In a move that affects every U.S. business with 100 or more employees (and federal contractors with 50 or more employees), the federal Office of Management and Budget (OMB) has leveraged the Paperwork Reduction Act (PRA) to direct the EEOC to immediately stay the effectiveness of the EEO-1 form issued Sept. 29, 2016, that included new data requests for wages and hours worked.

For fiscal year 2017, businesses will use the previously approved EEO-1 form to comply with reporting obligations that track race/ethnicity and gender.

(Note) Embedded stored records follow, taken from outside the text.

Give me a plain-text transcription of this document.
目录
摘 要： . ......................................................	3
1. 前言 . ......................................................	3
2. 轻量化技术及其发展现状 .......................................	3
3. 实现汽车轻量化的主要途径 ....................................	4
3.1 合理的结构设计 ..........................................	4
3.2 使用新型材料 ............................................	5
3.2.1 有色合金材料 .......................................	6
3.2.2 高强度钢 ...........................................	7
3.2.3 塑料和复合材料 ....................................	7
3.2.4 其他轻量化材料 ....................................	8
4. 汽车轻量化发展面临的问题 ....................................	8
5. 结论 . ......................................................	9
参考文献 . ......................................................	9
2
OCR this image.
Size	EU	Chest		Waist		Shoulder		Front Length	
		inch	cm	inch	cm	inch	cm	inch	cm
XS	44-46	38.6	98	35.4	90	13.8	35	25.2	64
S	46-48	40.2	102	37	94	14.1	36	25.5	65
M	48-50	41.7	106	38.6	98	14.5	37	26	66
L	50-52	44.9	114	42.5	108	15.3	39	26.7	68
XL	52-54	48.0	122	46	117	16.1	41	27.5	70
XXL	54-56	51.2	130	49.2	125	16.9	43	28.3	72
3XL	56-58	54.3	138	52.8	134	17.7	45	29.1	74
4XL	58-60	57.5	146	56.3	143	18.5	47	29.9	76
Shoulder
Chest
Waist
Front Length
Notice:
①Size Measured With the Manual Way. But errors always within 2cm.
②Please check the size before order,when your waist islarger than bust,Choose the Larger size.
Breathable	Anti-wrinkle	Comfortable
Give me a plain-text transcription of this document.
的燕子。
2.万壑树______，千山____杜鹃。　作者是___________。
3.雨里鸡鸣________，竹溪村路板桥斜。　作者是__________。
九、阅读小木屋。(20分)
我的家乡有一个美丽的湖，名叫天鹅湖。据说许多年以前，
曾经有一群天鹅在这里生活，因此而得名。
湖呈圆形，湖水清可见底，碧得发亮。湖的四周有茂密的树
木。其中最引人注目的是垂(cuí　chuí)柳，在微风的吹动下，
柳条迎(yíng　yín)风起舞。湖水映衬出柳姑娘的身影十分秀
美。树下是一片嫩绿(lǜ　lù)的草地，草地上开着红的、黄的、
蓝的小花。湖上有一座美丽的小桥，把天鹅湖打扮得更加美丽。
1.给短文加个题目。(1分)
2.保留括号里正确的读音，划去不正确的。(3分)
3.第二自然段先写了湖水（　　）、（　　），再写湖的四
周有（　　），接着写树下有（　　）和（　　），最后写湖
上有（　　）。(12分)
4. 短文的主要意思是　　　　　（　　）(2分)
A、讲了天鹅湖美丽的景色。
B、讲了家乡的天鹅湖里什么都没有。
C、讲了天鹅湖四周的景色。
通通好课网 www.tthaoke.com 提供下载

Referencing the PRA regulations, the OMB concluded that the relevant circumstances related to the collection of data had changed and that the burden estimates originally provided by the EEOC were materially in error. Specifically, OMB cited the EEOC's issuance of data file specifications that were not contained in the original Federal Register notice and that denied the public an opportunity to comment on the method of data submission to the EEOC. Additionally, the EEOC's burden estimates did not account for the use of the particular data file specifications.

The OMB went a step further and found good cause to stay the revised EEO-1 form based on its concern that "some aspects of the revised collection of information lack practical utility, are unnecessarily burdensome, and do not adequately address privacy and confidentiality issues."

The OMB noted that this decision to stay was made in consultation with the EEOC.